Mimpi itu terasa jauh dan impossible bagi banyak remaja, tapi ternyata dengan kerja keras, usaha sistematis pantang menyerah, Alhamdulillah siswa-siswi SMA Masa Depan mampu meraihnya.

 

Kampus-kampus yang menerima mereka adalah kampus-kampus top dunia seperti University of British Columbia-Canada, Monash University-Australia, University of Toronto-Canada, Wageningen University-Belanda, University of Exeter-UK, dan masih banyak lagi. Selain itu, juga ada siswa yang diterima di kampus Jepang dan Taiwan.

 

Menariknya, capaian ini diraih SMA Masa Depan dengan tetap menerapkan Kurikulum Nasional. Meski memiliki orientasi internasional, SMA ini juga tetap memiliki project-project merakyat untuk masyarakat. Harapannya, rasa nasionalisme dan empati terhadap problem masyarakat tumbuh di dada murid-muridnya.

 

Nah apa rahasia SMA Masa Depan untuk mengantarkan siswa-siswinya lolos kampus-kampus top dunia?

 

“Kami percaya, setiap siswa memiliki potensi masing-masing yang luar biasa. Mereka hanya perlu diarahkan, diberi kesempatan, dibina dan didampingi. Maka kami merancang berbagai program terstruktur sejak awal.

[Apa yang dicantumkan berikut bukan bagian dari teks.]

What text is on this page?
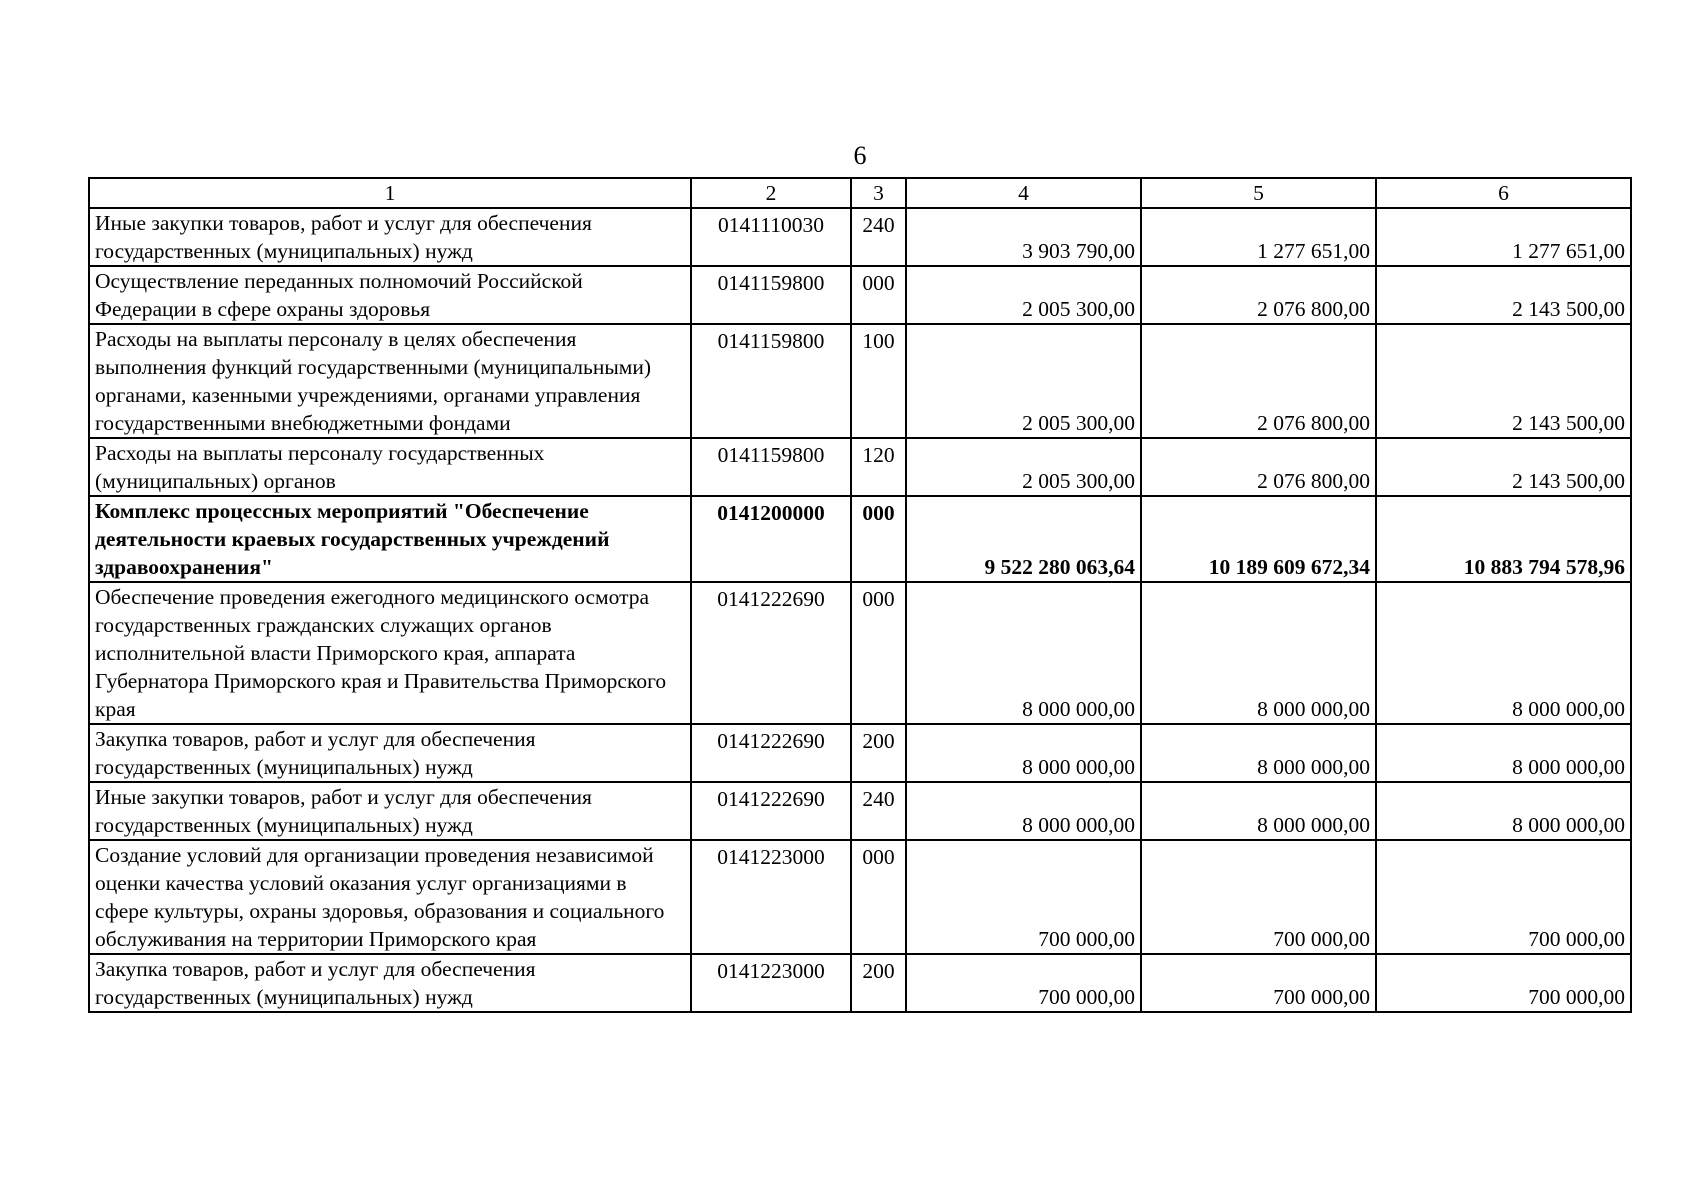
6
1	2	3	4	5	6
Иные закупки товаров, работ и услуг для обеспечения государственных (муниципальных) нужд	0141110030	240	3 903 790,00	1 277 651,00	1 277 651,00
Осуществление переданных полномочий Российской Федерации в сфере охраны здоровья	0141159800	000	2 005 300,00	2 076 800,00	2 143 500,00
Расходы на выплаты персоналу в целях обеспечения выполнения функций государственными (муниципальными) органами, казенными учреждениями, органами управления государственными внебюджетными фондами	0141159800	100	2 005 300,00	2 076 800,00	2 143 500,00
Расходы на выплаты персоналу государственных (муниципальных) органов	0141159800	120	2 005 300,00	2 076 800,00	2 143 500,00
Комплекс процессных мероприятий "Обеспечение деятельности краевых государственных учреждений здравоохранения"	0141200000	000	9 522 280 063,64	10 189 609 672,34	10 883 794 578,96
Обеспечение проведения ежегодного медицинского осмотра государственных гражданских служащих органов исполнительной власти Приморского края, аппарата Губернатора Приморского края и Правительства Приморского края	0141222690	000	8 000 000,00	8 000 000,00	8 000 000,00
Закупка товаров, работ и услуг для обеспечения государственных (муниципальных) нужд	0141222690	200	8 000 000,00	8 000 000,00	8 000 000,00
Иные закупки товаров, работ и услуг для обеспечения государственных (муниципальных) нужд	0141222690	240	8 000 000,00	8 000 000,00	8 000 000,00
Создание условий для организации проведения независимой оценки качества условий оказания услуг организациями в сфере культуры, охраны здоровья, образования и социального обслуживания на территории Приморского края	0141223000	000	700 000,00	700 000,00	700 000,00
Закупка товаров, работ и услуг для обеспечения государственных (муниципальных) нужд	0141223000	200	700 000,00	700 000,00	700 000,00
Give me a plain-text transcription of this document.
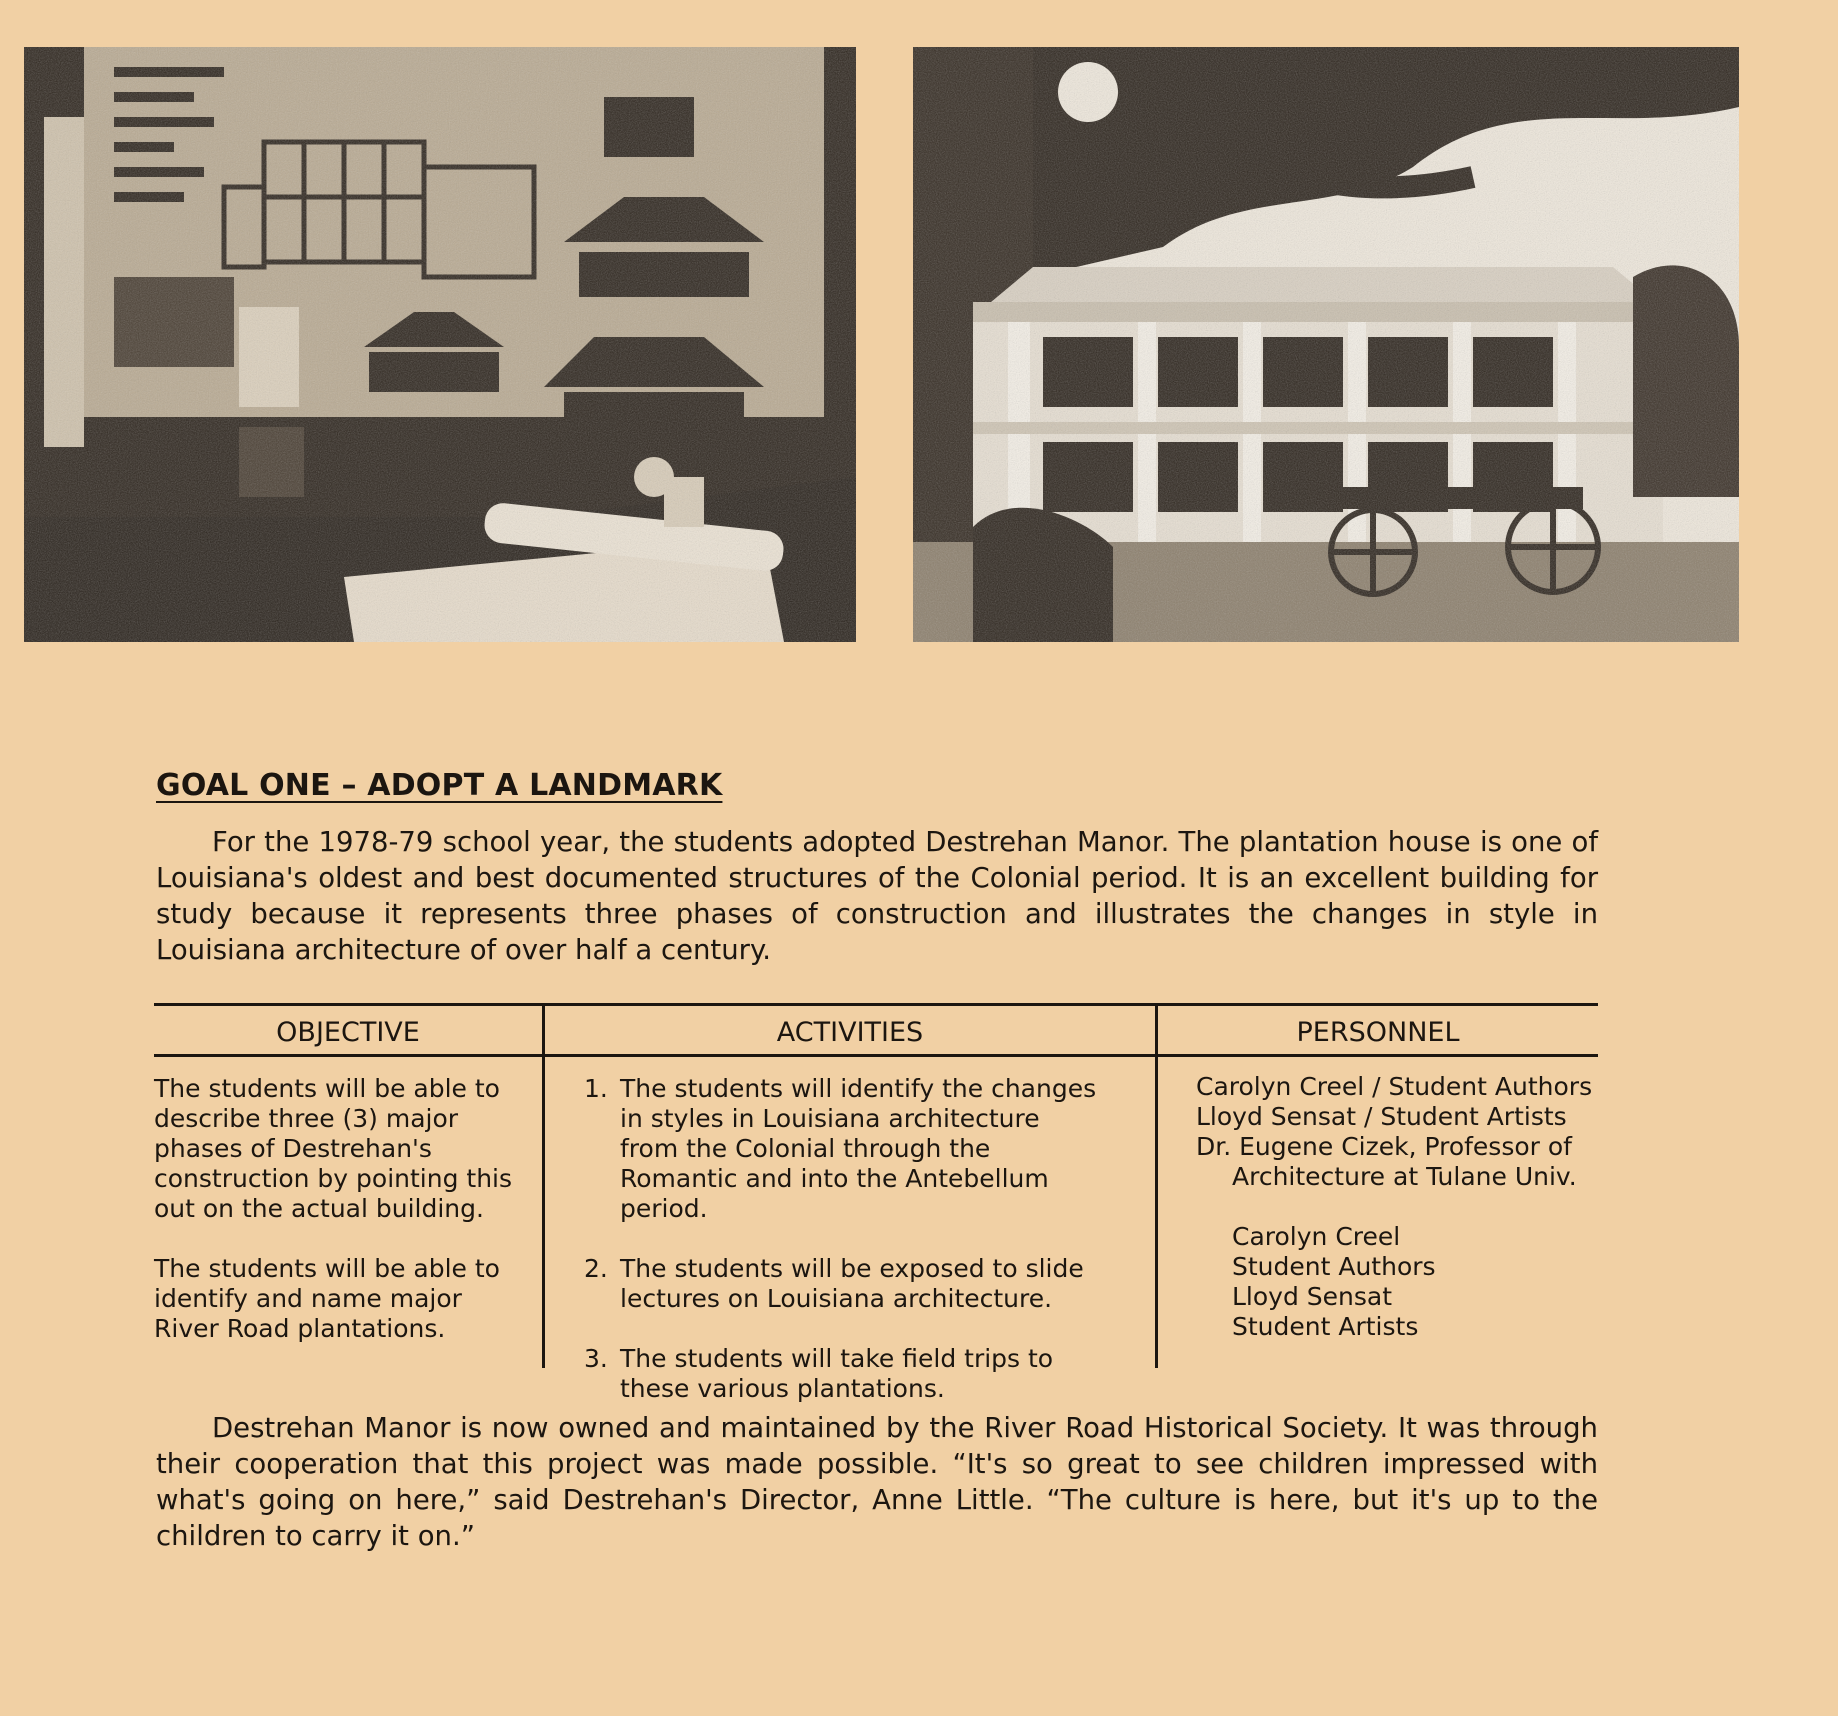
GOAL ONE – ADOPT A LANDMARK

For the 1978-79 school year, the students adopted Destrehan Manor. The plantation house is one of Louisiana's oldest and best documented structures of the Colonial period. It is an excellent building for study because it represents three phases of construction and illustrates the changes in style in Louisiana architecture of over half a century.

OBJECTIVE	ACTIVITIES	PERSONNEL

The students will be able to describe three (3) major phases of Destrehan's construction by pointing this out on the actual building.

The students will be able to identify and name major River Road plantations.

1. The students will identify the changes in styles in Louisiana architecture from the Colonial through the Romantic and into the Antebellum period.
2. The students will be exposed to slide lectures on Louisiana architecture.
3. The students will take field trips to these various plantations.
Carolyn Creel / Student Authors
Lloyd Sensat / Student Artists
Dr. Eugene Cizek, Professor of
Architecture at Tulane Univ.
Carolyn Creel
Student Authors
Lloyd Sensat
Student Artists

Destrehan Manor is now owned and maintained by the River Road Historical Society. It was through their cooperation that this project was made possible. “It's so great to see children impressed with what's going on here,” said Destrehan's Director, Anne Little. “The culture is here, but it's up to the children to carry it on.”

Kami banyak melakukan outing untuk belajar dari sumbernya, misalnya ke pusat pembangkit listrik, laboratorium kedokteran kampus, museum perjuangan hingga live in (tinggal di desa seperti KKN). Mereka juga kami dorong membuat event-event untuk melatih kemampuan berorganisasi sekaligus melatih kepekaan terhadap kebutuhan masyarakat, seperti event penyampaian aspirasi penyandang disabilitas ke DPRD , tutur Luqman Fikri Amrullah, MSc., kepala sekolah yang menyelesaikan studi S2 nya di Taiwan.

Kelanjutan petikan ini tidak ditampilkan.